KPK Periksa Muhaimin dan 2 Pimpinan Banggar DPR

KPK Periksa Muhaimin dan 2 Pimpinan Banggar DPR

- detikNews
Senin, 03 Okt 2011 07:58 WIB
KPK Periksa Muhaimin dan 2 Pimpinan Banggar DPR
Jakarta - Menteri Tenaga Kerja dan Transmigrasi Muhaimin Iskandar dijadwalkan akan diperiksa KPK hari ini. Muhaimin akan diperiksa sebagai saksi dalam kasus dugaan suap di Kemenakertrans.

"Iya ada pemanggilan hari ini," kata Juru Bicara KPK, Johan Budi saat dihubungi detikcom, Senin (4/10/2011).

Nama Muhaimin memang sering disebut-sebut terlibat dalam kasus ini. Dalam surat penyidikan KPK, uang suap Rp 1,5 miliar ditujukan untuk ketum PKB itu. Saat dikonfirmasi, Muhaimin dengan tegas membantah. Dia juga menolak dikaitkan dengan bekas staf asistensi yang selama ini namanya sering disebut oleh tersangka.

SCROLL TO CONTINUE WITH CONTENT

Selain Muhaimin, dua pimpinan Banggar juga akan diperiksa. Mereka yakni Tamsil Linrung dan Olly Dondokambey. Keduanya akan diperiksa dalam kasus yang sama seperti Muhaimin. Menurut Johan, KPK sangat memerlukan keterangan dari dua orang tersebut.

"Kita berharap agar semuanya bisa terang," imbuh Johan.

Sebelumnya Johan menjelaskan bahwa pemanggilan 2 pimpinan Banggar terkait penganggaran DPR. KPK memerlukan banyak informasi dari 2 orang itu. Keduanya juga masih berstatus saksi.

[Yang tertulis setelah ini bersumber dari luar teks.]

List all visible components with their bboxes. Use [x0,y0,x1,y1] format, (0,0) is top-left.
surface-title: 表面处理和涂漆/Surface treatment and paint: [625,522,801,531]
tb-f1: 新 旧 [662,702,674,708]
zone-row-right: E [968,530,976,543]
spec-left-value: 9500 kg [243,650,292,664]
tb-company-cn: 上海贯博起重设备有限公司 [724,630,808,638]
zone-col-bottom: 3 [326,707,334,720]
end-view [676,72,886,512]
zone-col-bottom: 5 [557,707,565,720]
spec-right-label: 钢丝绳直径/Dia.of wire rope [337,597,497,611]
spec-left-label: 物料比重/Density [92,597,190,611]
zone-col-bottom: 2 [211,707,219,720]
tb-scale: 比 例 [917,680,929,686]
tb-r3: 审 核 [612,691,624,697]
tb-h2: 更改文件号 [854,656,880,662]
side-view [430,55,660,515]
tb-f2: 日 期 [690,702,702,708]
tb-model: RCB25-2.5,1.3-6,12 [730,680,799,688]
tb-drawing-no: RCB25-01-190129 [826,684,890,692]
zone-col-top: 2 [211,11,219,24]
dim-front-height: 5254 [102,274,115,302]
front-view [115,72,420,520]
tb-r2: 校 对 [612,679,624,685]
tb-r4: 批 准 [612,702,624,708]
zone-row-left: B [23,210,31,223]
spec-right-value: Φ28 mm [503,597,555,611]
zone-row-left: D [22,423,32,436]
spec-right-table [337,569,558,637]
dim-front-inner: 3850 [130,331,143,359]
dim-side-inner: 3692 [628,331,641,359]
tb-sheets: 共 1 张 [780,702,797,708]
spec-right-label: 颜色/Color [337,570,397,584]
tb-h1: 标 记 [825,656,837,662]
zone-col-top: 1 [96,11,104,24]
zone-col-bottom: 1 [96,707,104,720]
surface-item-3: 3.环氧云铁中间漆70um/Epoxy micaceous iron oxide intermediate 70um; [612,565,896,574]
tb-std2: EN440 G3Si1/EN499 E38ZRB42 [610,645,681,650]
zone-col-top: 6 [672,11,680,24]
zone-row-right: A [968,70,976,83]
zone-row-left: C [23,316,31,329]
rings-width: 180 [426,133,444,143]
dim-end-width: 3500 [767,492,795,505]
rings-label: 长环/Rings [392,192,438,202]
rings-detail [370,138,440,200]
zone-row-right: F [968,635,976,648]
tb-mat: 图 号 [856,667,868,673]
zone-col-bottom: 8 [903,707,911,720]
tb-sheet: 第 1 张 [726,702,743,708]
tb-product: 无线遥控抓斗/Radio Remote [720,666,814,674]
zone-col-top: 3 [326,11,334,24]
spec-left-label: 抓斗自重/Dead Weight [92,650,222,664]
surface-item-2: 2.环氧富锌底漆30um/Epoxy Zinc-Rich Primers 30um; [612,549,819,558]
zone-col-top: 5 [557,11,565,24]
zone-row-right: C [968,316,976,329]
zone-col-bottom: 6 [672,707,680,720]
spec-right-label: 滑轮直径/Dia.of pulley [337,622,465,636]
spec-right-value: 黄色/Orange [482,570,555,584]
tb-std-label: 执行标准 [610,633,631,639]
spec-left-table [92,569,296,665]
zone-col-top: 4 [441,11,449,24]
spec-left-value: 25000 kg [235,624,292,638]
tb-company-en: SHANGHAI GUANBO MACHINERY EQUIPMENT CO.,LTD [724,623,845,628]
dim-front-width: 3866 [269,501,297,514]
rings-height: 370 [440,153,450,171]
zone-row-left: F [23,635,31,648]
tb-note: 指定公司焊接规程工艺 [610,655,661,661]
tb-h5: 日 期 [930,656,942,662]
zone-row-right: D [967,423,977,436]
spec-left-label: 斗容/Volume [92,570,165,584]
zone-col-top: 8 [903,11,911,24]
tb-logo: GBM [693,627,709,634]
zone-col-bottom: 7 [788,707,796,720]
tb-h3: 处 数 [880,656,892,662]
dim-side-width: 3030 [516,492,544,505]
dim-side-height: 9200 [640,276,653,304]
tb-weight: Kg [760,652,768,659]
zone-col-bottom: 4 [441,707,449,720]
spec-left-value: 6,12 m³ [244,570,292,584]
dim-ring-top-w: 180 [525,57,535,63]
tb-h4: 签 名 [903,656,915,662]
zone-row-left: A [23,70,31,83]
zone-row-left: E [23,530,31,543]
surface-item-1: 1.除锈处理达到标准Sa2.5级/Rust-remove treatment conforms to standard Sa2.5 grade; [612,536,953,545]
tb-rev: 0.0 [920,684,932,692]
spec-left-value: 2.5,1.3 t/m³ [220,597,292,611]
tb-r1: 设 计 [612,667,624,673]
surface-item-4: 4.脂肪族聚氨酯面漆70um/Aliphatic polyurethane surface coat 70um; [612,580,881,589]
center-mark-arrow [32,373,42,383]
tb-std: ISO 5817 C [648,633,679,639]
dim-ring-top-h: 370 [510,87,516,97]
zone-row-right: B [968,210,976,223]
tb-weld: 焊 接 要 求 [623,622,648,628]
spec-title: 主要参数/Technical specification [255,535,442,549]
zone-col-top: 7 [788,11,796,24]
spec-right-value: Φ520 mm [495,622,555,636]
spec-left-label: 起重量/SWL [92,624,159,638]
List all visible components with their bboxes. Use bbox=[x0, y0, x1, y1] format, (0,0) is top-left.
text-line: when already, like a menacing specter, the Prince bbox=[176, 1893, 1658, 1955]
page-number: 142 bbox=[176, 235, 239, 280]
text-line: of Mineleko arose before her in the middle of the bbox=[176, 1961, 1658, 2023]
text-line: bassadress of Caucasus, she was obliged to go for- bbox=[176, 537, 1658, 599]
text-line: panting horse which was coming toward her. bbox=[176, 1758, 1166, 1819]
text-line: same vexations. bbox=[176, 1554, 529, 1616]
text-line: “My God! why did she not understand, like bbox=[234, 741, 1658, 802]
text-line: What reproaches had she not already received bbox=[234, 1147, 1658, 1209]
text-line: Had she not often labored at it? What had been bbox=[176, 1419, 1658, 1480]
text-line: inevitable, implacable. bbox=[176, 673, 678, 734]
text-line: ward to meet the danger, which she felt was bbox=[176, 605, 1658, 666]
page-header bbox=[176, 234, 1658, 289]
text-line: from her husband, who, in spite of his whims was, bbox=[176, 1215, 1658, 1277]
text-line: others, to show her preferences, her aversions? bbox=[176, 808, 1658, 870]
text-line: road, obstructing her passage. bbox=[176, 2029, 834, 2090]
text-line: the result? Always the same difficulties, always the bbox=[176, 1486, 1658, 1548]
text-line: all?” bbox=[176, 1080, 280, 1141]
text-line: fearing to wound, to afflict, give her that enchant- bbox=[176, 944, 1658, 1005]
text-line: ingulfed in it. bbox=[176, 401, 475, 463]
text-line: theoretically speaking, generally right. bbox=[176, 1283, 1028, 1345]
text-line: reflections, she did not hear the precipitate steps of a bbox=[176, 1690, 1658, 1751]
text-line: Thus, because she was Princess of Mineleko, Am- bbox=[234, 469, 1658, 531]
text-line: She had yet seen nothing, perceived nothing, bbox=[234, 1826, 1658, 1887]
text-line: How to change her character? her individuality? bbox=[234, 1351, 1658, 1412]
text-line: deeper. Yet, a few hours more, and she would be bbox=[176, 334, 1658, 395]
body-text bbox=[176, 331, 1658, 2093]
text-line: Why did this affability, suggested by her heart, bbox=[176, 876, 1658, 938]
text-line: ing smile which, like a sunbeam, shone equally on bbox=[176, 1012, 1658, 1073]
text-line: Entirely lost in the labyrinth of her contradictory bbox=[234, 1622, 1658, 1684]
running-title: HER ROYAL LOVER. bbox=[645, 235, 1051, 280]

"Pemeriksaan kemarin itu tidak hanya sekali, belum berhenti. Senin besok KPK memanggil Pak Tamsil dan Pak Olly dan saya dapat konfirmasi mereka akan datang. Ya tanda-tanda KPK memerlukan lebih banyak informasi dari dua orang ini. Belum bisa disimpulkan apakah keduanya yang tersangkut, dan jika dianggap masih diperlukan data saya kira dua yang lain masih akan dipanggil lagi," ujar Jubir KPK, Johan Budi dalam Polemik Sindo Radio bertajuk "Banggar DPR Geger" di Warung Daun, Cikini, Jakarta, Sabtu (1/10) kemarin.

KPK sebelumnya menangkap tangan Sekretaris Direktorat Jenderal Pembinaan, Pembangunan Kawasan Transmigrasi (Ditjen P2KT) I Nyoman Suisnaya, Kabag Program Evaluasi di Ditjen P2KT bernama Dadong Irbarelawan dan seorang pengusaha wanita bernama Dharnawati di beberapa tempat berbeda.

Mereka telah ditetapkan sebagai tersangka. Dalam penangkapan tersebut, KPK menyita uang senilai Rp 1,5 miliar yang ditemukan dalam sebuah kardus durian.